A green pass is not necessary to access the ski lifts discovered in the white and yellow zones.

The Ministry of Foreign Affairs specifies that “masks (surgical or FFP2) must be worn on ski lifts and in common areas.

“You have to maintain social distancing on the tracks and avoid gatherings. Eating and drinking on the ski lifts or boarding areas is prohibited.


Fully vaccinated travelers aged 12 and over must provide a negative test result (in paper or digital format, lateral flow or PCR) carried out less than 48 hours before departure to France.

The French Embassy in London warns: “Tests whose results are not certified by a laboratory (such as self-administered tests provided free of charge by the NHS) are not considered valid for travel.

This statement is intended to ensure that all tests are properly certified. Although it appears to allow self-administered testing from private sources, The independent recommends that travelers rely on professionally administered tests.


The Irish government makes it clear that self-administered tests are not allowed. It now requires all fully vaccinated arrivals aged 12 and over to provide either an antigen test (lateral flow) performed within 48 hours of arrival or a PCR performed within 72 hours of arrival.
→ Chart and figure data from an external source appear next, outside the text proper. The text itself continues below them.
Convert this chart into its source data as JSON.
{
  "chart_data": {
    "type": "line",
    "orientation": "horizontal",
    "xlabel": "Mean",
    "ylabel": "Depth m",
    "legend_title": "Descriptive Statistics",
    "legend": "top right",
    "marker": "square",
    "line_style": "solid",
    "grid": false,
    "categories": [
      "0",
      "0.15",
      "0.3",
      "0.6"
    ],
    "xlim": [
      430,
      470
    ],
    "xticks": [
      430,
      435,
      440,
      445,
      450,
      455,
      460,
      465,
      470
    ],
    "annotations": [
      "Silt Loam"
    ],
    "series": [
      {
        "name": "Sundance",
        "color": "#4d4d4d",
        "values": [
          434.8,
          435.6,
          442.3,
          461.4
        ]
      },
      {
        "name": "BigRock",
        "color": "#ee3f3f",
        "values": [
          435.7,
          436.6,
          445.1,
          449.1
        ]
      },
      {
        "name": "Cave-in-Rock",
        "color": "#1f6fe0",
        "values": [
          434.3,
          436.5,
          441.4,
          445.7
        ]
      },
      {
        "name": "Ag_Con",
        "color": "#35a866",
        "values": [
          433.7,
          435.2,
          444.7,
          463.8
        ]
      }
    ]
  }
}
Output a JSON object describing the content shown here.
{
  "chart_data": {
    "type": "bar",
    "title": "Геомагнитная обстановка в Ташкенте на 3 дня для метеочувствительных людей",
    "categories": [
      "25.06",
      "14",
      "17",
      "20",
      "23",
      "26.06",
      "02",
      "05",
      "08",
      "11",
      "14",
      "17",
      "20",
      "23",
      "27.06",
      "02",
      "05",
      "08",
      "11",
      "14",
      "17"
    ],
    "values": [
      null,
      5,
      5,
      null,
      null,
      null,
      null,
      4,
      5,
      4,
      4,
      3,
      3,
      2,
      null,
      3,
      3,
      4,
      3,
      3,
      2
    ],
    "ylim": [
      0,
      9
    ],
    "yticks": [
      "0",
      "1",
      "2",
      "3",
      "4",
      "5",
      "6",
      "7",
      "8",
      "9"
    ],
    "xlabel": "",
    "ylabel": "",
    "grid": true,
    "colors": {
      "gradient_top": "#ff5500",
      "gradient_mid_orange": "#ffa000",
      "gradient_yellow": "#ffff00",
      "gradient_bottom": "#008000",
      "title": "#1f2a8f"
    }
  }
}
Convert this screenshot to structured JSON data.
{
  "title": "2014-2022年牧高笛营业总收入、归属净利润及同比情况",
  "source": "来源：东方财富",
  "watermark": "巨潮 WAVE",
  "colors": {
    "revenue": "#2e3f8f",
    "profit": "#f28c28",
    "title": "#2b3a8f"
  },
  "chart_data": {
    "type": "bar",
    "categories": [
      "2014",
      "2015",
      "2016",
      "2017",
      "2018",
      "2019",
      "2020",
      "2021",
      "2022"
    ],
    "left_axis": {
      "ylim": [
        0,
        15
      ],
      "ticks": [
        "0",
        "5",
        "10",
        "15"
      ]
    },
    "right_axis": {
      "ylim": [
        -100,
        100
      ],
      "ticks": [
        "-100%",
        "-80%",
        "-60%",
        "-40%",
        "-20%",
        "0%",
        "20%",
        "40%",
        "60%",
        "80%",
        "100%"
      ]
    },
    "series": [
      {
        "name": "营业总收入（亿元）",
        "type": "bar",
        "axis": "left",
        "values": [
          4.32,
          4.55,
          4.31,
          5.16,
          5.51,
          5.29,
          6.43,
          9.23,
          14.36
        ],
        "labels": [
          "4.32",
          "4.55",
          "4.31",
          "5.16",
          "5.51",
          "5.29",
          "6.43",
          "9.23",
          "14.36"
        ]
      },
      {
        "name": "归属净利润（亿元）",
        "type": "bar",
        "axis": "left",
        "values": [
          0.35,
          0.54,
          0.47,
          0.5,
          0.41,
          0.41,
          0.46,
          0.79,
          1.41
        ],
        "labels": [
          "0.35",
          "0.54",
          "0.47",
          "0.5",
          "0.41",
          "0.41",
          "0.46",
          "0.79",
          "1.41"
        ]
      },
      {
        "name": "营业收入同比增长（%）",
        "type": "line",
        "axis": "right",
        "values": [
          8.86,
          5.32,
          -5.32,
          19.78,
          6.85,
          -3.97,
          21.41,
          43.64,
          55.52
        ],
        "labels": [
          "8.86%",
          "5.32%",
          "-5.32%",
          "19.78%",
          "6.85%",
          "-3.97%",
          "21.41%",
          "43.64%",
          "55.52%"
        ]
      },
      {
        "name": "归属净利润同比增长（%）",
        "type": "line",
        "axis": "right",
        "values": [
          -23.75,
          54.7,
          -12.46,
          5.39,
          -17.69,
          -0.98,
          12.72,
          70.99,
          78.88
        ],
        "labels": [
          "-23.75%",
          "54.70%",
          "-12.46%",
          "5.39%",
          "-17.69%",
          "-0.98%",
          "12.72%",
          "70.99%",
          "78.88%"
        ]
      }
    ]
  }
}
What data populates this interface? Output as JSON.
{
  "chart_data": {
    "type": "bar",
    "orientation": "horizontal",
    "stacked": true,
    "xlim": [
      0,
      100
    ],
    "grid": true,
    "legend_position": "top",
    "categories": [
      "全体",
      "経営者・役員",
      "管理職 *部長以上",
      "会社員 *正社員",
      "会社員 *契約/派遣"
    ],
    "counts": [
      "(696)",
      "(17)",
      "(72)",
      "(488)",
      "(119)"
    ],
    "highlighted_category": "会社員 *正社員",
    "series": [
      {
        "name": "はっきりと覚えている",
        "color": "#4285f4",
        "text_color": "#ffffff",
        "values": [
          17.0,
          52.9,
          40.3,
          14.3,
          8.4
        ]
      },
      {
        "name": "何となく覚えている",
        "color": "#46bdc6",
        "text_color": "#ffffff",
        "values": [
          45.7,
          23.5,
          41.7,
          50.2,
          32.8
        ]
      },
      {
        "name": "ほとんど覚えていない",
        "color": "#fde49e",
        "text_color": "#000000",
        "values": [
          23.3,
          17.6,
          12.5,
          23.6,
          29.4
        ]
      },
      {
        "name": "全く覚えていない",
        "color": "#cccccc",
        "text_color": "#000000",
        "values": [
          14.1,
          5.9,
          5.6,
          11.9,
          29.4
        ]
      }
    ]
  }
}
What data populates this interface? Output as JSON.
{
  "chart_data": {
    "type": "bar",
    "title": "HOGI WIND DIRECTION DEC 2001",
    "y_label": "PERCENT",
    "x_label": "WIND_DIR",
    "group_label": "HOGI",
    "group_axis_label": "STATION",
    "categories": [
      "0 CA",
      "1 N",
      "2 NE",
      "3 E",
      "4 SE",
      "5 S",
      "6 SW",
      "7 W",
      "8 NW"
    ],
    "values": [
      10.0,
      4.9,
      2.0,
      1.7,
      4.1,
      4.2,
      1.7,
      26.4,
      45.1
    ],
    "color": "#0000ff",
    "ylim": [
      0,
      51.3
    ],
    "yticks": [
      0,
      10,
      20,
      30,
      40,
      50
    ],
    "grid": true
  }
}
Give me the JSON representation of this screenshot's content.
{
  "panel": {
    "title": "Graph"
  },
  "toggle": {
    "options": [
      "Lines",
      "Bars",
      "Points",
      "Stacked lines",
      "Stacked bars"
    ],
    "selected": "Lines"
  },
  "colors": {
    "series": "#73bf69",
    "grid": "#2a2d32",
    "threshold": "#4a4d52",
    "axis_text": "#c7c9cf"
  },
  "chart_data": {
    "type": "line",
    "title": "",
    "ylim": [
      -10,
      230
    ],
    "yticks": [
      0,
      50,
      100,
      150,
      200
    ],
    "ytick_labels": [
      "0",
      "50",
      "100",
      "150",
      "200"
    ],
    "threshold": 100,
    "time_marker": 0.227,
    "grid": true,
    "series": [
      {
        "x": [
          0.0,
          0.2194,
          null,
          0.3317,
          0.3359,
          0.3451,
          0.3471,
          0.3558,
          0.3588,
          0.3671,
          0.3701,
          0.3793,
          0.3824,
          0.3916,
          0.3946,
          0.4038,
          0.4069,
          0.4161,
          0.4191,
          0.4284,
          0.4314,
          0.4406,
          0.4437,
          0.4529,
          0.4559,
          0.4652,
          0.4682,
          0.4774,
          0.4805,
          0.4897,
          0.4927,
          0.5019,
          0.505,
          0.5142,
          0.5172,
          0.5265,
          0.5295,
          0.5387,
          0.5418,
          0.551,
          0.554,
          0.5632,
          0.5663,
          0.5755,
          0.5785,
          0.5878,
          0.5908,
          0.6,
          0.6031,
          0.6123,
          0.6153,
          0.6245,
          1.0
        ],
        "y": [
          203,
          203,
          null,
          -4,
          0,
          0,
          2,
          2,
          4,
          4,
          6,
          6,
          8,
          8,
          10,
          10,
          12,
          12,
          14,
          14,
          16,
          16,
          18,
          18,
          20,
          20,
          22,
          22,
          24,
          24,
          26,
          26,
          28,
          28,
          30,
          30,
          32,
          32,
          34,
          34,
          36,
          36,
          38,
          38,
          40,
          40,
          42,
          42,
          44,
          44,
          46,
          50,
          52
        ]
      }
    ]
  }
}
“The test result must be certified and not self-administered,” says the official notice.

“If you are not fully immunized or recovered, you must present a negative or undetected PCR test performed within 72 hours of your arrival.”


As of Monday, arrivals in the United States must pass the pre-departure test on the day of travel or the day before. As a cheap and quick lateral flow test is sufficient, it can be performed at the airport on the morning of travel.